Tra i suoi figli ci furono Alcimo, Eurito, Lycon, Alcinous, Dorycleus, Scaeus, Enarophorus, Bucolus, Euteiches, Lycaethus, Hippothous, Tebrus, Hippocorystes[3], Dorceus, Sebrus, Eumedes[4][5], Enesimo, Alconte e Leucippo e di cui gli ultimi tre parteciparono alla caccia al cinghiale calidonio[6].
Diodoro Siculo scrive che i figli furono venti ma non ne cita i nomi[7].

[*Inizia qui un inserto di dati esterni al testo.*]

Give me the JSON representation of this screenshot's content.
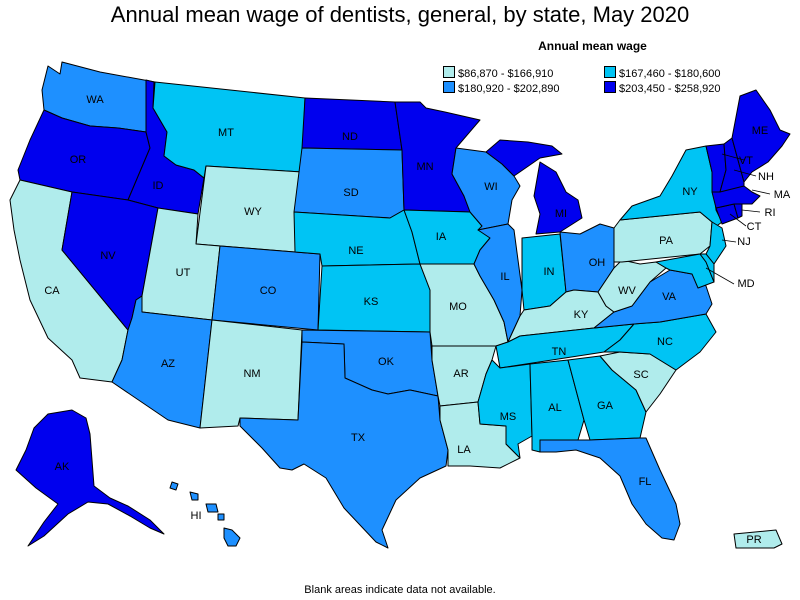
{
  "title": "Annual mean wage of dentists, general, by state, May 2020",
  "legend": {
    "title": "Annual mean wage",
    "items": [
      {
        "label": "$86,870 - $166,910",
        "color": "#b0ecec"
      },
      {
        "label": "$167,460 - $180,600",
        "color": "#00c4f4"
      },
      {
        "label": "$180,920 - $202,890",
        "color": "#1e90ff"
      },
      {
        "label": "$203,450 - $258,920",
        "color": "#0000ee"
      }
    ]
  },
  "footnote": "Blank areas indicate data not available.",
  "states": {
    "WA": {
      "label": "WA",
      "tier": 2
    },
    "OR": {
      "label": "OR",
      "tier": 3
    },
    "CA": {
      "label": "CA",
      "tier": 0
    },
    "ID": {
      "label": "ID",
      "tier": 3
    },
    "NV": {
      "label": "NV",
      "tier": 3
    },
    "MT": {
      "label": "MT",
      "tier": 1
    },
    "WY": {
      "label": "WY",
      "tier": 0
    },
    "UT": {
      "label": "UT",
      "tier": 0
    },
    "AZ": {
      "label": "AZ",
      "tier": 2
    },
    "CO": {
      "label": "CO",
      "tier": 2
    },
    "NM": {
      "label": "NM",
      "tier": 0
    },
    "ND": {
      "label": "ND",
      "tier": 3
    },
    "SD": {
      "label": "SD",
      "tier": 2
    },
    "NE": {
      "label": "NE",
      "tier": 1
    },
    "KS": {
      "label": "KS",
      "tier": 1
    },
    "OK": {
      "label": "OK",
      "tier": 2
    },
    "TX": {
      "label": "TX",
      "tier": 2
    },
    "MN": {
      "label": "MN",
      "tier": 3
    },
    "IA": {
      "label": "IA",
      "tier": 1
    },
    "MO": {
      "label": "MO",
      "tier": 0
    },
    "AR": {
      "label": "AR",
      "tier": 0
    },
    "LA": {
      "label": "LA",
      "tier": 0
    },
    "WI": {
      "label": "WI",
      "tier": 2
    },
    "IL": {
      "label": "IL",
      "tier": 2
    },
    "MI": {
      "label": "MI",
      "tier": 3
    },
    "IN": {
      "label": "IN",
      "tier": 1
    },
    "OH": {
      "label": "OH",
      "tier": 2
    },
    "KY": {
      "label": "KY",
      "tier": 0
    },
    "TN": {
      "label": "TN",
      "tier": 1
    },
    "MS": {
      "label": "MS",
      "tier": 1
    },
    "AL": {
      "label": "AL",
      "tier": 1
    },
    "GA": {
      "label": "GA",
      "tier": 1
    },
    "FL": {
      "label": "FL",
      "tier": 2
    },
    "SC": {
      "label": "SC",
      "tier": 0
    },
    "NC": {
      "label": "NC",
      "tier": 1
    },
    "VA": {
      "label": "VA",
      "tier": 2
    },
    "WV": {
      "label": "WV",
      "tier": 0
    },
    "PA": {
      "label": "PA",
      "tier": 0
    },
    "NY": {
      "label": "NY",
      "tier": 1
    },
    "NJ": {
      "label": "NJ",
      "tier": 1
    },
    "MD": {
      "label": "MD",
      "tier": 1
    },
    "DE": {
      "label": "",
      "tier": 1
    },
    "CT": {
      "label": "CT",
      "tier": 3
    },
    "RI": {
      "label": "RI",
      "tier": 3
    },
    "MA": {
      "label": "MA",
      "tier": 3
    },
    "VT": {
      "label": "VT",
      "tier": 3
    },
    "NH": {
      "label": "NH",
      "tier": 3
    },
    "ME": {
      "label": "ME",
      "tier": 3
    },
    "AK": {
      "label": "AK",
      "tier": 3
    },
    "HI": {
      "label": "HI",
      "tier": 2
    },
    "PR": {
      "label": "PR",
      "tier": 0
    }
  }
}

Quando il padre (Ebalo) morì, il regno passò a suo fratello Tindaro ma Ippoconte, con l'aiuto dei propri figli rovesciò il nuovo re prendendo il trono per sé e cacciando sia Tindaro che Icario.
Dopo la morte di Ifito, Ippocoonte rifiutò di purificare Eracle suscitandone l'ostilità, così Eracle lo uccise e rimise sul trono Tindaro. Eracle uccise anche tutti i suoi figli, che in precedenza avevano ucciso Eono[7], che si era difeso dall'aggressione di un loro cane uccidendolo.
I suoi nemici nella guerra contro Eracle, furono Cefeo di Arcadia ed i suoi venti figli che secondo Apollodoro morirono tutti[8], mentre secondo Diodoro Siculo ne sopravvissero solo tre[7].
Nella guerra, Eracle convolse anche suo fratello Ificlo, che morì in un duello.
Igino invece, cita Ippocoonte fra i partecipanti alla caccia al cinghiale di Calidone, mentre Ovidio dice che furono della spedizione «i guerrieri che Ippocoonte aveva inviato dall'antica Amicle» («quos Hippocoon antiquis misit Amyclis»)[9] e tra questi figura suo figlio Enesimo, ucciso dalla belva mentre tenta di fuggire spaventato[10].